How low can they go?

How low can you go? Egypts democratic dissidents couldnt even watch the national football team play their Algerian rivals today

How low can you go? Egypt's democratic dissidents couldn't even watch the national football team play their Algerian rivals today

The Mubarak regime’s harassment of Egyptian dissident Ayman Nour hit a new low today when the authorities cut off the electricity to prevent him and his supporters from watching a critical soccer game.

“Even soccer we have no right to enjoy!!” one of his supporters told the Digest. “We have ZERO breathing room.”

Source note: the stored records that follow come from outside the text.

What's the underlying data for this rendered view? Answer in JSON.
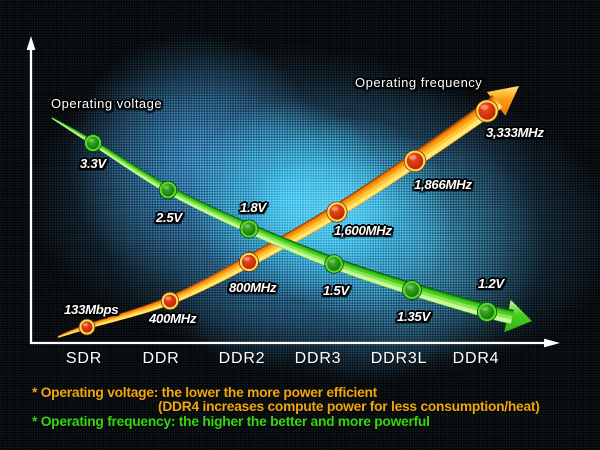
{
  "chart_data": {
    "type": "line",
    "categories": [
      "SDR",
      "DDR",
      "DDR2",
      "DDR3",
      "DDR3L",
      "DDR4"
    ],
    "series": [
      {
        "name": "Operating voltage",
        "color": "#3ecb1e",
        "values": [
          3.3,
          2.5,
          1.8,
          1.5,
          1.35,
          1.2
        ],
        "labels": [
          "3.3V",
          "2.5V",
          "1.8V",
          "1.5V",
          "1.35V",
          "1.2V"
        ]
      },
      {
        "name": "Operating frequency",
        "color": "#ff9416",
        "values": [
          133,
          400,
          800,
          1600,
          1866,
          3333
        ],
        "labels": [
          "133Mbps",
          "400MHz",
          "800MHz",
          "1,600MHz",
          "1,866MHz",
          "3,333MHz"
        ]
      }
    ],
    "legend_position": "inline",
    "grid": false
  },
  "footnotes": [
    {
      "text": "* Operating voltage: the lower the more power efficient",
      "color": "#f2a50c"
    },
    {
      "text": "(DDR4 increases compute power for less consumption/heat)",
      "color": "#f2a50c"
    },
    {
      "text": "* Operating frequency: the higher the better and more powerful",
      "color": "#36d60e"
    }
  ]
}
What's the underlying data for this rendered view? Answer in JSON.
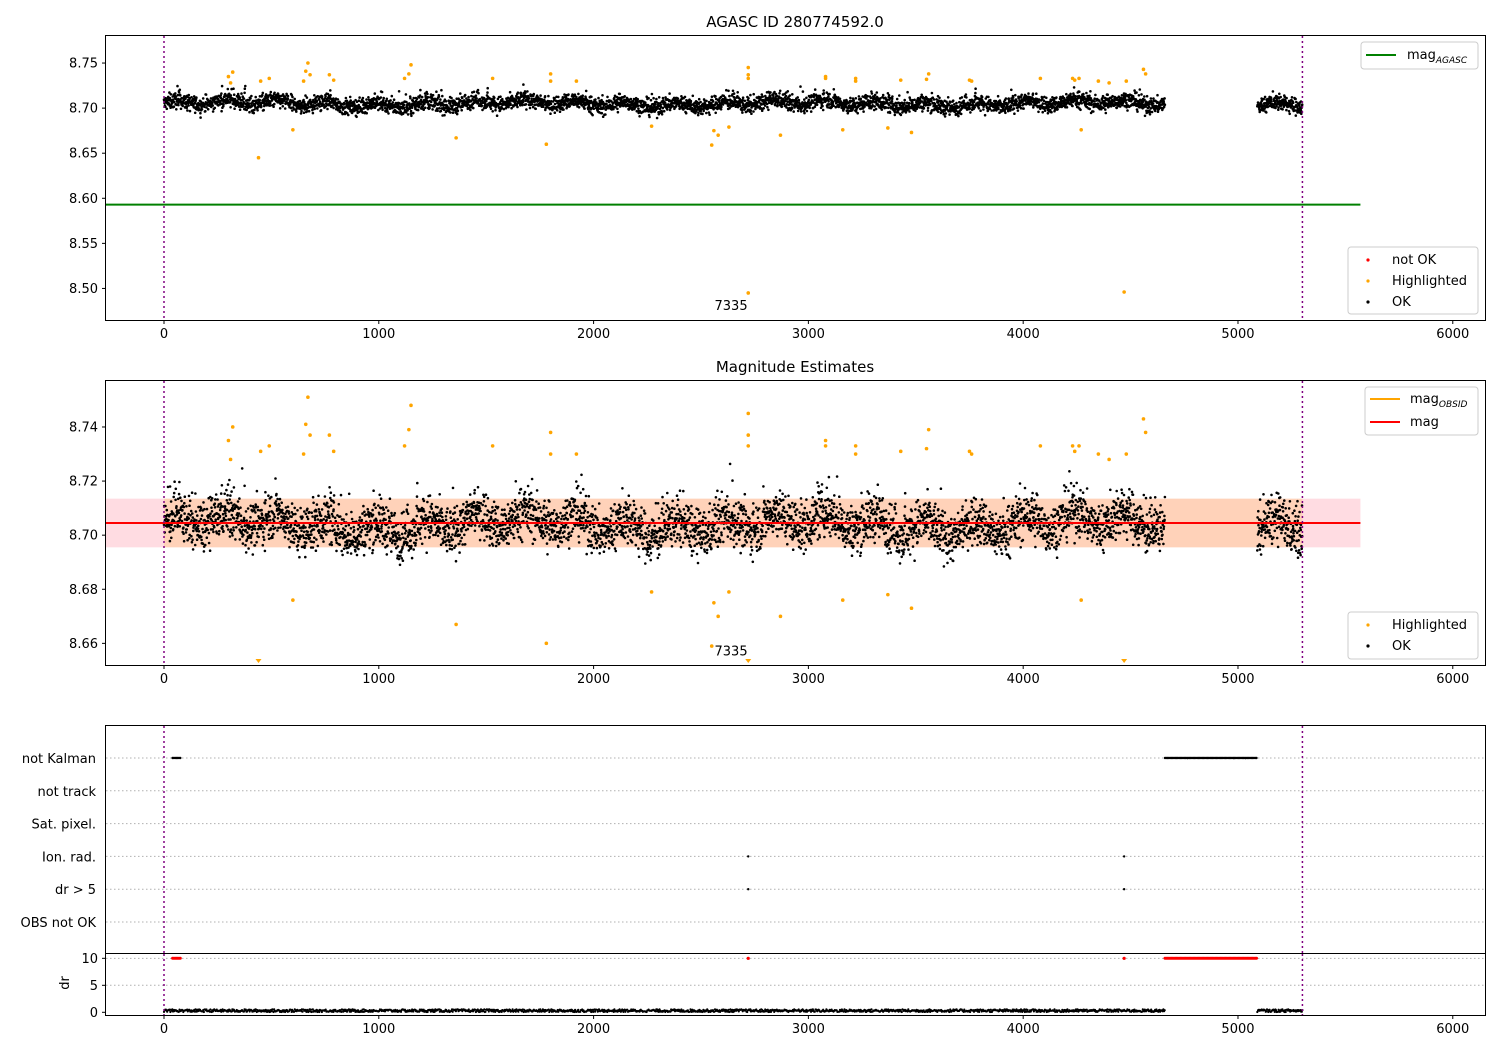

Nour was hosting hundreds of people at a cultural center in Bab el Shereya to watch Egypt’s match with Algeria, a playoff for Africa’s final qualifying position for the 2010 World Cup in South Africa. Previous games provoked violence on the pitch and riots by fans so the game took place on neutral ground in Khartoum, Sudan, where 15,000 police are on hand to keep rival supporters apart.

The Egyptian security services have a special unit specifically designated to monitor and harass Nour, a former police officer told today’s conference on Middle East democracy at the National Endowment for Democracy.

“You can’t imagine the pressures he is subject to,” said Omar Soliman, a former Reagan-Fascell fellow at the NED.

No doubt the government will now argue that they were doing Nour and his supporters a favor. Egypt lost 1-0.